George Collie (14 April 1904 - 1 July 1975) was an Irish painter known for his portraits in the academic style and his religious commissions.

== Life ==
George Collie was born in Greaghdrummit, Carrickmacross, County Monaghan on 14 April 1904. His parents were George and Ellen Collie (née Donovan). His mother was from Carrickmacross, and his father was a chef from Aberdeen. Collie grew up in Dublin, attending St Kevin's School, Blackpitts, later studying with the Royal Hibernian Academy (RHA) and then the Metropolitan School of Art, Dublin. He was awarded the Taylor scholarship in 1927 for his painting The midday meal. In 1928 he won the Taylor award again, leaving Dublin to study at Royal College of Art, London, followed by the Académie de la Grande Chaumière and the Académie Colarossi in Paris. His work was part of the painting event in the art competition at the 1932 Summer Olympics.

After his return to Dublin he taught at the Metropolitan School of Art, but later opened a school and studio on Schoolhouse Lane, off Molesworth Street in 1938. The school was open for 30 years, and Collie taught continuously until a few weeks before his death.

Known for his portraits, numerous famous and leading figures in Irish society sat for portraits with Collie, including Liam Cosgrave, Cardinal John D'Alton, Éamon de Valera, and Thomas MacGreevy. He was also commissioned by churches including the church of St Brigid, in Killester, and Cavan cathedral. He painted stations of the cross for the cathedral of the Assumption, Carlow, and Our Lady of the Rosary church in Harold's Cross, Dublin.

He also painted genre paintings such as Blighted hopes (c. 1933) and This generation (c. 1946). In 1953 he was featured in the Contemporary Irish Art exhibition at Aberystwyth, and in 1957 at the Ritchie Hendriks Gallery, Dublin in an exhibition of flower painting. Between 1922 and 1975 he exhibited at all RHA exhibitions bar 1929. He was elected an Associate to the RHA in 1933, and a member in 1942. He became a member of the Arts Council, but resigned in 1974 due to ill health.
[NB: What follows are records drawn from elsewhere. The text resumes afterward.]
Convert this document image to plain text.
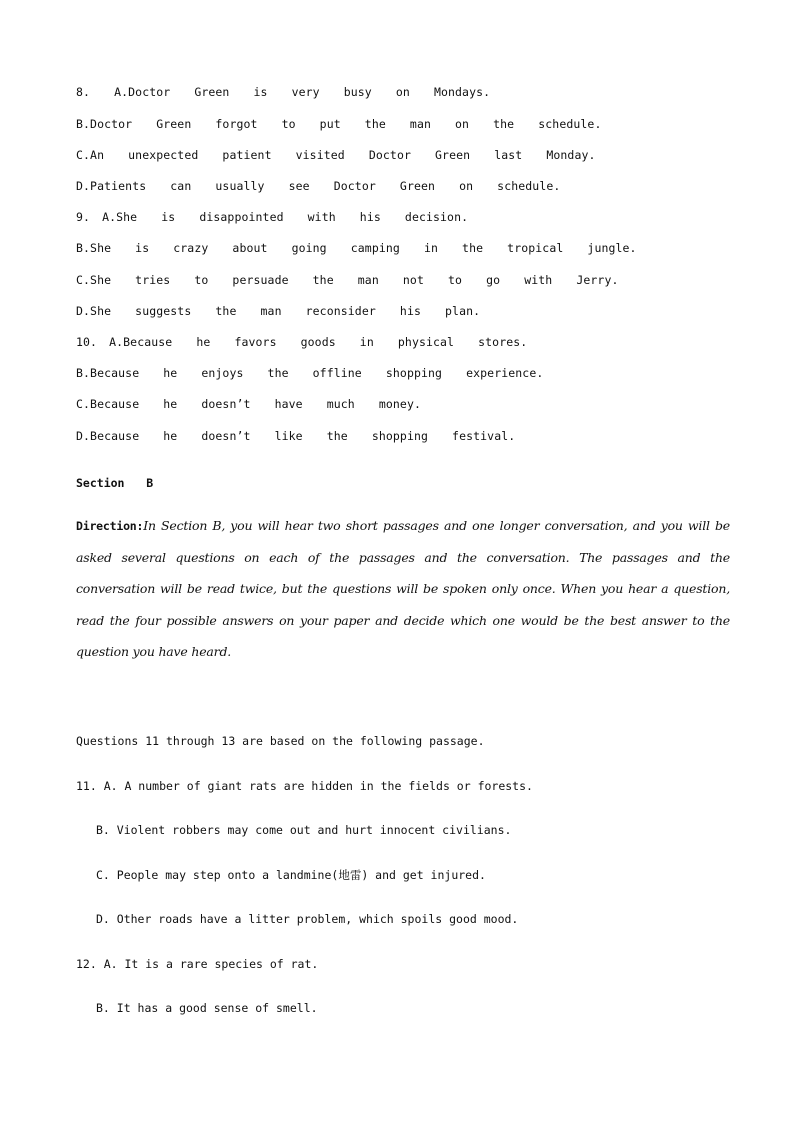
8.  A.Doctor  Green  is  very  busy  on  Mondays.
B.Doctor  Green  forgot  to  put  the  man  on  the  schedule.
C.An  unexpected  patient  visited  Doctor  Green  last  Monday.
D.Patients  can  usually  see  Doctor  Green  on  schedule.
9. A.She  is  disappointed  with  his  decision.
B.She  is  crazy  about  going  camping  in  the  tropical  jungle.
C.She  tries  to  persuade  the  man  not  to  go  with  Jerry.
D.She  suggests  the  man  reconsider  his  plan.
10. A.Because  he  favors  goods  in  physical  stores.
B.Because  he  enjoys  the  offline  shopping  experience.
C.Because  he  doesn’t  have  much  money.
D.Because  he  doesn’t  like  the  shopping  festival.
Section  B
Direction:In Section B, you will hear two short passages and one longer conversation, and you will be asked several questions on each of the passages and the conversation. The passages and the conversation will be read twice, but the questions will be spoken only once. When you hear a question, read the four possible answers on your paper and decide which one would be the best answer to the question you have heard.
Questions 11 through 13 are based on the following passage.
11. A. A number of giant rats are hidden in the fields or forests.
B. Violent robbers may come out and hurt innocent civilians.
C. People may step onto a landmine(地雷) and get injured.
D. Other roads have a litter problem, which spoils good mood.
12. A. It is a rare species of rat.
B. It has a good sense of smell.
He married Ann Dunne in 1925. They had 3 daughters and 4 sons. He died on 1 July 1975 in Dublin, and is buried in Deans Grange cemetery.

== Legacy ==
Collie has paintings on display in the Hugh Lane Gallery, the Irish Writers' Centre, the Ulster Museum and the National Self-Portrait Collection of Ireland in Limerick City Art Gallery. One of his most famous works of art, "A Dublin Market" depicts a fruit and vegetable market in Smithfield, Dublin. Collie's The Midday Meal is now held in the National Gallery of Ireland.

Collie taught a number of Irish artists including R.N. Brady, Leo Clancy, and Don Conroy.